La destruction mène à la création, assument-ils. L’alchimie ne donne-t-elle pas à passer d’un état à l’autre ? Après tout ils ont bien détruit leur premier projet, Holy Machine… Détruire pour créer : principe espérance et contenant une violence, énergie rentrée et qui se meut dans ces chansons aux reflets acoustiques aérés, pour ne pas dire aériens.
Quelque chose touche profondément dans ce neofolk parisien. Sa simplicité en même temps que sa force d’esprit. Réverbération qui auréole les voix, litanies qui touchent au cœur sans jamais s’encombrer de manières. La narration contient pulpe noire, et l’on ressent très fort une unité de groupe sur Wasteland : les chansons de ce deuxième album coulent comme une rivière. Tout est pesé, posé. Le dépouillement des chansons leur donne leur beauté et ce n’est sans doute pas pour rien s’ils ont partagé la scène avec des gens comme :Of The Wand & The Moon:. La force principale de Vesperal est donc, sans doute, dans l’apparence simple des choses. Prenez ces aplats minimaux qui épaississent le final du titre éponyme. Qui ne serait pas touché par ça ? Ne pas se tromper, néanmoins : la simplicité est souvent le contraire de ce qu’elle paraît. Rien de facile là-dedans, le contraire de la gratuité. Étaler au fond, rien de plus simple si l’on sait faire. Parvenir à l’ossature, l’essentiel : voilà le vrai travail.
Et Vesperal réussit un petit tour de force : coucher des mélodies qui, non contentes d’être fortes, ont force de proposition poétique.
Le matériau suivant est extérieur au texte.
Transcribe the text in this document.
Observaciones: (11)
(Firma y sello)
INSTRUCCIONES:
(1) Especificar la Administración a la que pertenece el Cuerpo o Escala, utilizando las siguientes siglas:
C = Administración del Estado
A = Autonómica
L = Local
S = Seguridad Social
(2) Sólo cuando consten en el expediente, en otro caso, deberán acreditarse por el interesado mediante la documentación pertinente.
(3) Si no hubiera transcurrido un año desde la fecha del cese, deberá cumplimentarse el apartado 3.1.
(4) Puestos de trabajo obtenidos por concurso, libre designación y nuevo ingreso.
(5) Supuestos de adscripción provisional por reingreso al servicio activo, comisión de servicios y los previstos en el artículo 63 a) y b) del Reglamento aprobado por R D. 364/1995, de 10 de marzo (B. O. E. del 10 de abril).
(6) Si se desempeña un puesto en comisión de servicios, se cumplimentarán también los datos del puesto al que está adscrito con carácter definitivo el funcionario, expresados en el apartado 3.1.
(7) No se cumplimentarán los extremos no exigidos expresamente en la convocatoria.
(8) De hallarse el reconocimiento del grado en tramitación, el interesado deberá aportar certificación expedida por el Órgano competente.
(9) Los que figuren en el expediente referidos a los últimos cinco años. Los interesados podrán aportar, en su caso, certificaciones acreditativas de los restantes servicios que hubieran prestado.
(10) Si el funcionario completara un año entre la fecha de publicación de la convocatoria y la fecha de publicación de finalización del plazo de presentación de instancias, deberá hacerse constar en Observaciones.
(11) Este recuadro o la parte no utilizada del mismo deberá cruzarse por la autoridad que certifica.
Le groupe est attaché aux sons anciens, à la vibration du vivant : le fait que des humains soient à la source. Le recours aux outils modernes pourra éventuellement servir cette vibration et un feeling aux racines enfouies, dirons-nous, dans les années 1980. Mais leur méfiance, pour ne pas dire leur rejet de la primauté des filtres, fait loi en ces paysages. Des gens de leur sérail artistique (les Toulousains Solventis ou encore Lisieux, dont un nouvel EP sort sur Steelwork Maschine) peuvent être perçus comme tenants d’une école voisine. Une espèce de famille, dont certains membres participent à la nouvelle aventure. Lisieux apparaît sur "The Poacher".
Dans son mode opératoire comme dans certaines des valeurs qu’il met en œuvre dans l’expression musicale, Vesperal s’inscrit à contre-courant tout en suivant un instinct. Quand bien même le cristal acoustique éparpille ses éclats sur Wasteland et forme paysage neofolk, on n’a pas le sentiment qu’ils entendent passer par les chemins obligés. Tracer sillon, exister, affirmer identité de groupe : c’est ce qui se passe. Rassérénant. Les chansons se retiennent, le viscéral les motive et trouve un début d’explication dans l’entrevue donnée pour le premier album, fin 2017, au webzine Mithra Temple. Où mieux saisir les origines de cette "vision morose du monde" et ce sentiment qui imprègne encore et toujours à l’écoute de Wasteland : ces mélodies sont celle d’une nuit qui tombe, fruits de la perception d’un monde en déclin. Elles témoignent d’un ressenti et leur enveloppe, quoique charnelle, a une portée anxiogène.
Vesperal, après Conqueror Of Emptiness (2017), a pour lui d’avoir su confirmer son potentiel sur deux formats longs. Le stade de l’essai est largement dépassé, une identité s’affirme. L’éther baigne les guitares mais ce bain n’est pas pure austérité : le son déploie une sensualité. Il en résulte une collection en clair-obscur, un sentiment de complétude passée par une étape de conscientisation de l’état du monde. Rien à jeter. Un bijou.